Like Rosalind in As You Like It and Beatrice in Much Ado About Nothing, Viola entertains us with her quick wit, but she moves us when she uses that wit to tell Orsino, in coded language, how she suffers for his love:

     My father had a daughter loved a man, 
     As it might be, perhaps, were I a woman, 
     I should your lordship. 
     ………………………
     She never told her love, 
     But let concealment, like a worm i' the bud, 
     Feed on her damask cheek. 

Her suffering reaches a climax in the last scene, when Orsino, believing that Viola/Cesario has betrayed him with Olivia, says, "Come, boy, with me. My thoughts are ripe in mischief. / I'll sacrifice the lamb that I do love, / To spite a raven's heart within a dove." Could he say anything more painful? He loves Viola/Cesario, but that love is inconsequential compared to Olivia's rejection; Viola (his lamb) now matters to him only as a way of striking back at Olivia (the raven-hearted dove).   

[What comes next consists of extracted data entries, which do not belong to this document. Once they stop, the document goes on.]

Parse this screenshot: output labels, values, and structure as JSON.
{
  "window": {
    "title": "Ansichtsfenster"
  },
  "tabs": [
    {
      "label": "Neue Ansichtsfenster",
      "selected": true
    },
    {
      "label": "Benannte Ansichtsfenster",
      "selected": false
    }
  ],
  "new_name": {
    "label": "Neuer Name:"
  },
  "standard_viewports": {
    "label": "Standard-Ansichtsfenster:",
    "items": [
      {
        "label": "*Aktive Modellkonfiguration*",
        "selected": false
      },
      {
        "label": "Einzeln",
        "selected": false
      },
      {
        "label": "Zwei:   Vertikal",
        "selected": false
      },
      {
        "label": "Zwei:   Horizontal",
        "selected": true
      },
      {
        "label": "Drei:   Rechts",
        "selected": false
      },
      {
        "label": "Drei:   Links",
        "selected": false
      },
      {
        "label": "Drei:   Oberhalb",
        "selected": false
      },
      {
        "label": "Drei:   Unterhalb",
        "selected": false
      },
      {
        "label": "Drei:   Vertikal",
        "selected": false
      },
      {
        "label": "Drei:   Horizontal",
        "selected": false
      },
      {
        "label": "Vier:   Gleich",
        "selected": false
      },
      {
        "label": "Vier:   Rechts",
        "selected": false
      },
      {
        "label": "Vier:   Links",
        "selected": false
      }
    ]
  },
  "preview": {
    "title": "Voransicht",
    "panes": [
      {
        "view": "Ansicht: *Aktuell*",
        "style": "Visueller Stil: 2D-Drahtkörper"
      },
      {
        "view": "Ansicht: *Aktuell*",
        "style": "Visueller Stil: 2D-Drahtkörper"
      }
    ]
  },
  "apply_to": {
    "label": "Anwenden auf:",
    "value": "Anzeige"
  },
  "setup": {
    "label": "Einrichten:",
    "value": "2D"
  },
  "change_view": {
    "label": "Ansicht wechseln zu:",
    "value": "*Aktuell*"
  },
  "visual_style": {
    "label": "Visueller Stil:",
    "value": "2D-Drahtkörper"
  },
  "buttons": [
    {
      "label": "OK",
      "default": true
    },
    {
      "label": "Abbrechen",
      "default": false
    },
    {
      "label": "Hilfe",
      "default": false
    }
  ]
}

Viola responds to this cruelty with two lines: "And I, most jocund, apt and willingly, / To do you rest, a thousand deaths would die."   

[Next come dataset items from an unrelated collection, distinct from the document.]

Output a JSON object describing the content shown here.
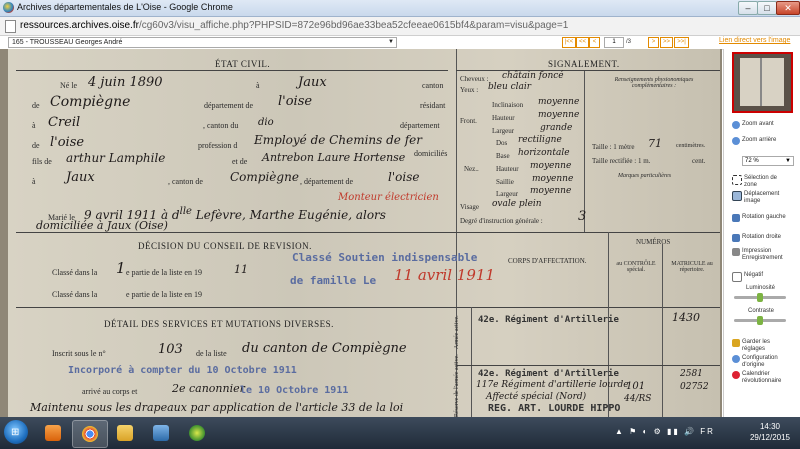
{
  "window": {
    "title": "Archives départementales de L'Oise - Google Chrome",
    "min": "–",
    "max": "□",
    "close": "✕"
  },
  "address": {
    "host": "ressources.archives.oise.fr",
    "path": "/cg60v3/visu_affiche.php?PHPSID=872e96bd96ae33bea52cfeeae0615bf4&param=visu&page=1"
  },
  "viewer": {
    "record": "165 - TROUSSEAU Georges André",
    "nav": [
      "|<<",
      "<<",
      "<"
    ],
    "nav_next": [
      ">",
      ">>",
      ">>|"
    ],
    "page": "1",
    "page_total": "/3",
    "link": "Lien direct vers l'image"
  },
  "doc": {
    "etat_civil": "ÉTAT CIVIL.",
    "signalement": "SIGNALEMENT.",
    "ne_le": "Né le",
    "born_date": "4 juin 1890",
    "a": "à",
    "born_place": "Jaux",
    "canton": "canton",
    "de": "de",
    "canton_name": "Compiègne",
    "departement_de": "département de",
    "dept_name": "l'oise",
    "residant": "résidant",
    "a2": "à",
    "resid_place": "Creil",
    "canton_du": ", canton du",
    "canton_du_val": "dio",
    "departement": "département",
    "de2": "de",
    "dept2": "l'oise",
    "profession": "profession d",
    "profession_val": "Employé de Chemins de fer",
    "domicilies": "domiciliés",
    "fils_de": "fils de",
    "father": "arthur Lamphile",
    "et_de": "et de",
    "mother": "Antrebon Laure Hortense",
    "a3": "à",
    "par_place": "Jaux",
    "canton_de": ", canton de",
    "par_canton": "Compiègne",
    "dept_de": ", département de",
    "par_dept": "l'oise",
    "red_note": "Monteur électricien",
    "marie_le": "Marié le",
    "marriage": "9 avril 1911 à d<sup>lle</sup> Lefèvre, Marthe Eugénie, alors",
    "domicile": "domiciliée à Jaux (Oise)",
    "cheveux": "Cheveux :",
    "cheveux_val": "châtain foncé",
    "yeux": "Yeux :",
    "yeux_val": "bleu clair",
    "front": "Front.",
    "inclinaison": "Inclinaison",
    "inclinaison_val": "moyenne",
    "hauteur": "Hauteur",
    "hauteur_val": "moyenne",
    "largeur": "Largeur",
    "largeur_val": "grande",
    "nez": "Nez..",
    "dos": "Dos",
    "dos_val": "rectiligne",
    "base": "Base",
    "base_val": "horizontale",
    "nez_hauteur": "Hauteur",
    "nez_hauteur_val": "moyenne",
    "saillie": "Saillie",
    "saillie_val": "moyenne",
    "nez_largeur": "Largeur",
    "nez_largeur_val": "moyenne",
    "visage": "Visage",
    "visage_val": "ovale plein",
    "degre": "Degré d'instruction générale :",
    "degre_val": "3",
    "renseignements": "Renseignements physionomiques complémentaires :",
    "taille": "Taille : 1 mètre",
    "taille_val": "71",
    "centimetres": "centimètres.",
    "taille_rect": "Taille rectifiée : 1 m.",
    "cent": "cent.",
    "marques": "Marques particulières",
    "decision": "DÉCISION DU CONSEIL DE REVISION.",
    "classe1": "Classé dans la",
    "classe1_num": "1",
    "classe1_rest": "e partie de la liste en 19",
    "classe1_year": "11",
    "classe2": "Classé dans la",
    "classe2_rest": "e partie de la liste en 19",
    "stamp1": "Classé Soutien indispensable",
    "stamp2": "de famille Le",
    "stamp2_red": "11 avril 1911",
    "corps": "CORPS D'AFFECTATION.",
    "numeros": "NUMÉROS",
    "col_controle": "au CONTRÔLE spécial.",
    "col_matricule": "MATRICULE au répertoire.",
    "detail": "DÉTAIL DES SERVICES ET MUTATIONS DIVERSES.",
    "inscrit": "Inscrit sous le n°",
    "inscrit_num": "103",
    "inscrit_rest": "de la liste",
    "inscrit_canton": "du canton de Compiègne",
    "incorpore": "Incorporé à compter du 10 Octobre 1911",
    "arrive": "arrivé au corps et",
    "arrive_hw": "2e canonnier",
    "arrive_date": "le 10 Octobre 1911",
    "maintenu": "Maintenu sous les drapeaux par application de l'article 33 de la loi",
    "armee_active": "Armée active.",
    "regiment1": "42e. Régiment d'Artillerie",
    "num1": "1430",
    "reserve": "Réserve de l'armée active.",
    "regiment2": "42e. Régiment d'Artillerie",
    "regiment2b": "117e Régiment d'artillerie lourde",
    "regiment2c": "Affecté spécial (Nord)",
    "regiment2d": "REG. ART. LOURDE HIPPO",
    "num2a": "101",
    "num2b": "44/RS",
    "num3a": "2581",
    "num3b": "02752"
  },
  "sidebar": {
    "zoom_avant": "Zoom avant",
    "zoom_arriere": "Zoom arrière",
    "zoom_level": "72 %",
    "selection": "Sélection de zone",
    "deplacement": "Déplacement image",
    "rot_gauche": "Rotation gauche",
    "rot_droite": "Rotation droite",
    "impression": "Impression",
    "enregistrement": "Enregistrement",
    "negatif": "Négatif",
    "luminosite": "Luminosité",
    "contraste": "Contraste",
    "garder": "Garder les réglages",
    "config": "Configuration d'origine",
    "calendrier": "Calendrier révolutionnaire"
  },
  "taskbar": {
    "time": "14:30",
    "date": "29/12/2015",
    "tray": "▲ ⚑ ◐ ⚙ ▮▮ 🔊 FR"
  }
}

The lines are quintessentially Shakespearean because they operate on multiple levels. As we might expect in play named after and first performed on Epiphany Eve, there is a religious level: Viola, who has just been called a lamb, will sacrifice herself for someone who doesn't deserve that sacrifice. And there's a double entendre, with dying as a synonym for orgasm: Viola will happily have multiple orgasms to ease Orsino's pain.   

On the emotional level, Viola's response is one the most powerful expressions of love in Shakespeare, rivaled only by Desdemona's dying attempt at hiding her own murder. Viola's declaration is far more powerful than Romeo or Juliet's suicides, which do nothing for their loved ones. 

She loves Orsino so much that she is willing to die simply to ease his pain–it's hard to get more romantic than that.